The three bills include taxing private detention profiteers, A-4300.

This would impose a 50 percent tax on the gross receipts of private carceral facilities operating in New Jersey under contracts with government entities, and redirect all proceeds into a new “Immigrant Protection Fund.”

That fund would be dedicated exclusively to immigration services for New Jersey residents.

The bill package also would protect crime scenes from ICE interference, A-4301.

This legislation would authorize all state, county, and municipal law enforcement officers to access crime scenes and evidence within their jurisdiction, and make it a criminal offense for any person, including a federal officer, to block that access.
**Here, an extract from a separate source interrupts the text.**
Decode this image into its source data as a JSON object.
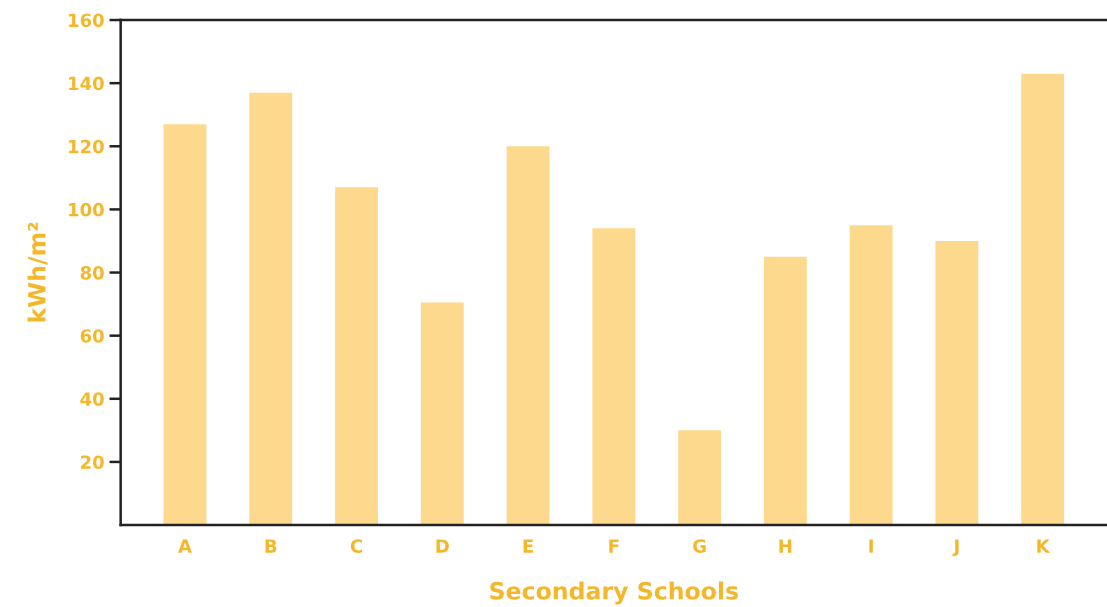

The final bill, A-4302, would ban ICE Agents from public employment.

That would disqualify ICE agents and officers who served between September 1st, 2025 and January 20th, 2029 from holding employment as state employees, local government employees, law enforcement officers, or teachers in New Jersey.

“When you have ICE agents gloating to elected officials they don’t need warrants to kidnap people off the street, it’s all the proof we need that these aren’t law enforcement agents. We can’t sit back and do nothing while they violate people’s constitutional rights,” Brennan said in reference to the viral video of ICE agents confronting Jersey City Ward D Councilman Jake Ephros.

“Actions have to have consequences. No more profiting from detention centers, no more obstructing access to crime scenes, and say goodbye to ever wearing a badge or teaching a child in New Jersey if you participate in an ICE raid.”

The four sponsors also said that the proposed legislation comes in response to ICE performing warrantless raids, deploying masked agents in unmarked cars, and targeting residents outside of their workplaces and children’s schools.

“No matter what language someone speaks, where they were born, or what they believe, every person deserves protection under the law. The bills we are introducing will go beyond protecting our immigrant communities. They will protect our civil liberties and ensure federal officers work with, not against, our communities,” noted Quijano.

“The actions at the light rail station reflected intimidation under the false pretense of protecting the public. When masked agents in unmarked vehicles detain people without clear identification or transparency, that erodes trust and undermines the very principles our Constitution is built on. New Jersey will not be complicit in fear-based tactics that target our immigrant families. This legislative package makes it evident that public spaces are for our communities, not for federal overreach,” expressed Collazos-Gill.

Furthermore, state Senator Raj Mukherji (D-32) has committed to sponsoring all three bills in Trenton’s upper chamber.

“As ICE targets far right extremists for recruitment and continues to sow seeds of chaos throughout the country, disregarding the Constitution and practices widely accepted by law enforcement, states are forced to take action to ensure these rogue personnel are bound to the law and held accountable,” he declared.

“In New Jersey, we value the rule of law and human rights.”

The bill package also complements pending legislation introduced by Quijano, Bill A-4078, to ban ICE from using state-owned property as staging areas for enforcement operations.

It does the same for Mukherji’s bill creating a private right of action for New Jersey residents to sue ICE agents who violate their constitutional rights during enforcement activities.